Bernard Lahire - Il témoigne d’une stigmatisation. Comme le dit très bien Annie Ernaux dans une tribune récemment publiée, c’est de l’inconscient de classe. Et j’ajouterais que c’est sociologiquement normal qu’il parle de cette manière. Au fond, Emmanuel Macron n’a jamais connu autre chose que le monde dont il est issu.

Il a la trajectoire de beaucoup d’hommes politiques passés par l’ENA, mais en plus, il n’a jamais été élu avant la présidentielle. Être élu permet d’apprendre à se taire dans certaines situations. Les gens qui font vraiment de la politique savent qu’ils peuvent payer des écarts de langage. Lui est le parfait représentant d’une caste qui n’a même plus le sens de la manière dont il faut se comporter avec les gens qu’on est censé représenter.

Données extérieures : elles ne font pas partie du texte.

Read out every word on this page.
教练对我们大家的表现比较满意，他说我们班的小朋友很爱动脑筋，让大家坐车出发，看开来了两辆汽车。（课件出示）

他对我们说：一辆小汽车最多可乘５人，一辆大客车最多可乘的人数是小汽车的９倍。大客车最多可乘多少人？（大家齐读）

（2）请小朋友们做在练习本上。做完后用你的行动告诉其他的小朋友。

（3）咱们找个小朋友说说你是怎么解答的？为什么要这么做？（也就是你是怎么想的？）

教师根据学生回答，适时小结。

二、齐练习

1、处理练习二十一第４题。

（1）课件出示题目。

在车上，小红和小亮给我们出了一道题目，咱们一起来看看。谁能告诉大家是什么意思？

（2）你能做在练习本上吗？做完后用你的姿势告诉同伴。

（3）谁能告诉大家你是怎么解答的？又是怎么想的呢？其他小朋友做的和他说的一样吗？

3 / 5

Il n’a pas appris à faire l’effort de “bien parler” aux gens et de maîtriser cet inconscient de classe qui structure sa vision du monde. Cela ne changerait pas grand chose sur le fond à sa politique, mais si on essaye de comprendre pourquoi les gens sont en colère aujourd’hui, c’est aussi parce qu’ils sentent qu’ils ont été insultés à de nombreuses reprises.

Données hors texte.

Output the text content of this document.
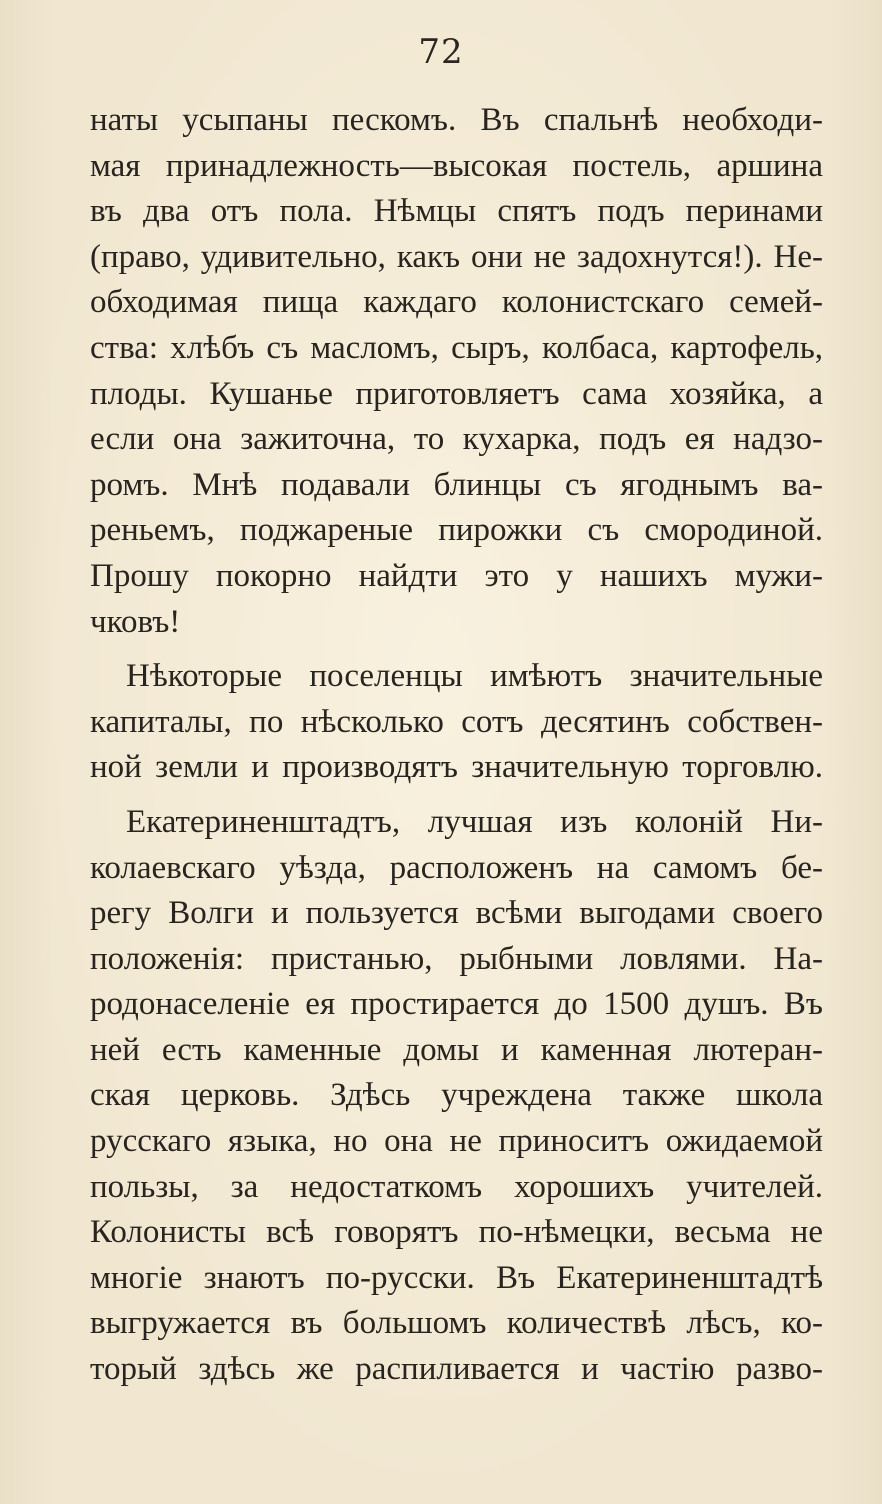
72
наты усыпаны пескомъ. Въ спальнѣ необходи-
мая принадлежность—высокая постель, аршина
въ два отъ пола. Нѣмцы спятъ подъ перинами
(право, удивительно, какъ они не задохнутся!). Не-
обходимая пища каждаго колонистскаго семей-
ства: хлѣбъ съ масломъ, сыръ, колбаса, картофель,
плоды. Кушанье приготовляетъ сама хозяйка, а
если она зажиточна, то кухарка, подъ ея надзо-
ромъ. Мнѣ подавали блинцы съ ягоднымъ ва-
реньемъ, поджареные пирожки съ смородиной.
Прошу покорно найдти это у нашихъ мужи-
чковъ!
Нѣкоторые поселенцы имѣютъ значительные
капиталы, по нѣсколько сотъ десятинъ собствен-
ной земли и производятъ значительную торговлю.
Екатериненштадтъ, лучшая изъ колоній Ни-
колаевскаго уѣзда, расположенъ на самомъ бе-
регу Волги и пользуется всѣми выгодами своего
положенія: пристанью, рыбными ловлями. На-
родонаселеніе ея простирается до 1500 душъ. Въ
ней есть каменные домы и каменная лютеран-
ская церковь. Здѣсь учреждена также школа
русскаго языка, но она не приноситъ ожидаемой
пользы, за недостаткомъ хорошихъ учителей.
Колонисты всѣ говорятъ по-нѣмецки, весьма не
многіе знаютъ по-русски. Въ Екатериненштадтѣ
выгружается въ большомъ количествѣ лѣсъ, ко-
торый здѣсь же распиливается и частію разво-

Son vocabulaire a acté une rupture avec les classes populaires ?

Oui, car les seules réalités qu’il connaît sont celles de la haute bourgeoisie, de la bourgeoisie de la finance. A force de dire que “le meilleur moyen de se payer un costard, c’est de travail-ler”, ou qu’“une gare, c’est un lieu où on croise des gens qui réussissent et des gens qui ne sont rien”, les gens ont compris que pour Macron ils ne sont rien.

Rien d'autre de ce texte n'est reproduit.